L'Algérie menace de bloquer la vente d'actifs pétroliers au groupe français Total

Le Pdg de Total Patrick Puyanne a mené une négociation éclair et discrète pour acquérir les actifs africains du groupe pétrolier américain Anadarko. Photo prise le 10 novembre 2018 à Luanda, capitale de l\'Angola.
Le Pdg de Total Patrick Puyanne a mené une négociation éclair et discrète pour acquérir les actifs africains du groupe pétrolier américain Anadarko. Photo prise le 10 novembre 2018 à Luanda, capitale de l'Angola. (RODGER BOSCH / AFP)

Ces actifs, qui correspondent au quart de la production pétrolière algérienne,  appartenaient au groupe américain Anadarko. Ils viennent d'être achetés par Occidental Pétroleum, associé au français Total.

Nouvelles tensions en vue entre Alger et Paris. "L'Algérie empêchera le groupe pétrolier Total d'acquérir les actifs algériens appartenant à l’américain Anadarko", a déclaré le 26 mai le ministre algérien de l'Energie, Mohamed Arkab, cité par l’agence officielle APS.

Total avait annoncé début mai 2019 la signature d'un accord avec l'américain Occidental Petroleum dans le but de racheter, pour un montant de 8,8 milliards de dollars (7,9 milliards d'euros), des actifs pétroliers et gaziers du groupe Anadarko en Algérie, au Ghana, au Mozambique et en Afrique du Sud. 

Une bataille à coups de milliards de dollars

Les géants américains Chevron et Occidental Petroleum étaient engagés dans un bras de fer pour le rachat du groupe pétrolier américain Anadarko. Occidental Petroleum en est finalement sorti vainqueur le 10 mai en acquérant Anadarko pour 57 milliards de dollars, ouvrant la voie à Total pour l’acquisition des actifs d’Anadarko en Afrique, dont l’Algérie.
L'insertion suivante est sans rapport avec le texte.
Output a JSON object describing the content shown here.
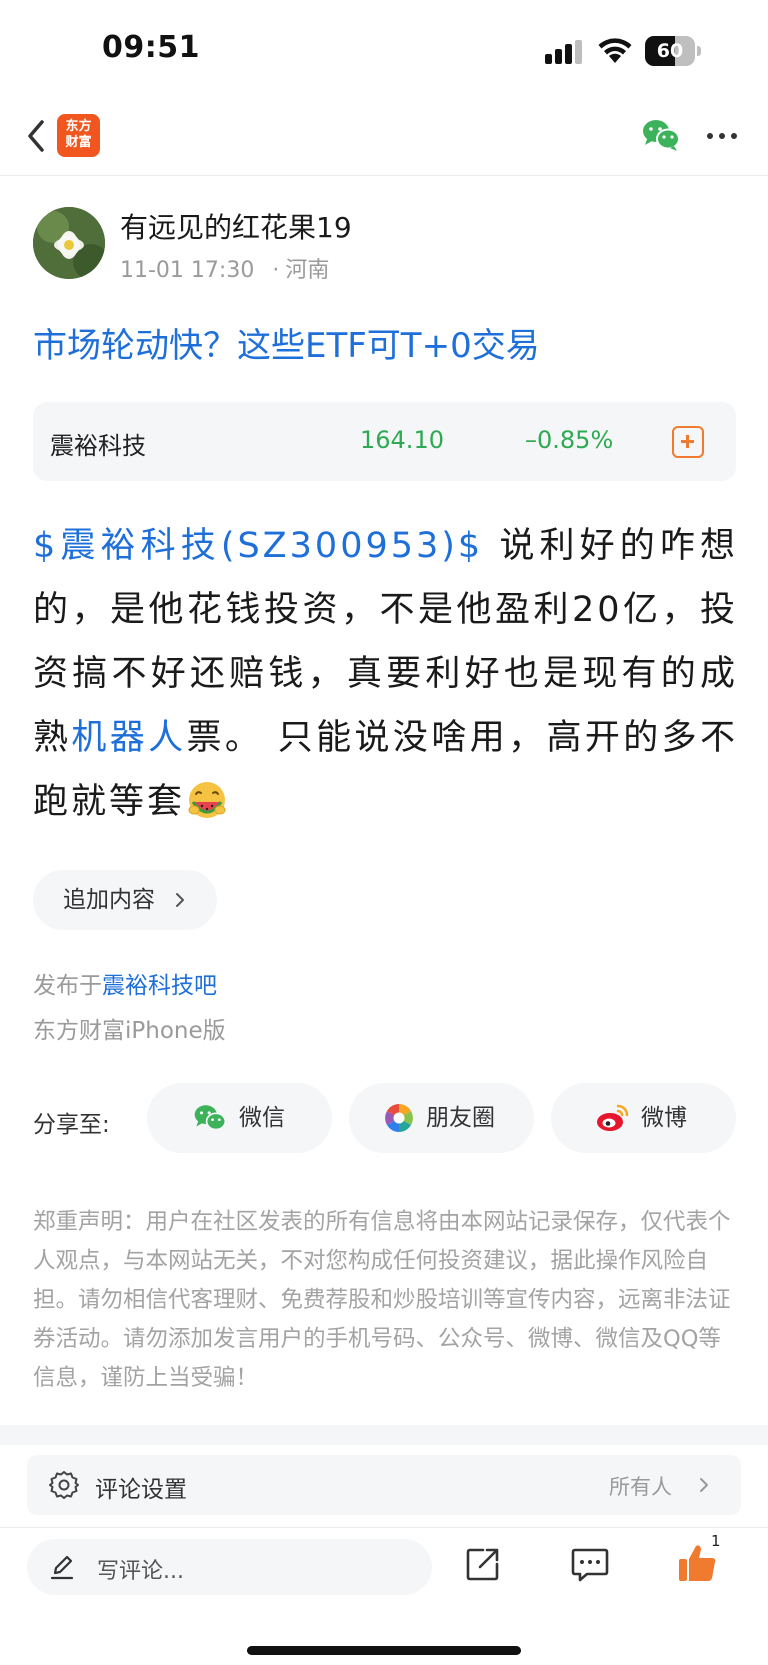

Nous avons de bonnes relations avec Anadarko et nous ferons tout pour préserver les intérêts de l'Algérie, y compris en utilisant notre droit de préemption pour bloquer la venteMohamed Arkab, ministre algérien de l'Energieà l'AFP

On ne connaît pas les raisons de ce blocage très politique, si ce n'est que certains clans veulent détourner la contestation en cours, en désigant la France comme responsable de tous les maux du pays. D'autant que le groupe pétrolier français est présent sur le sol Algérien depuis des années.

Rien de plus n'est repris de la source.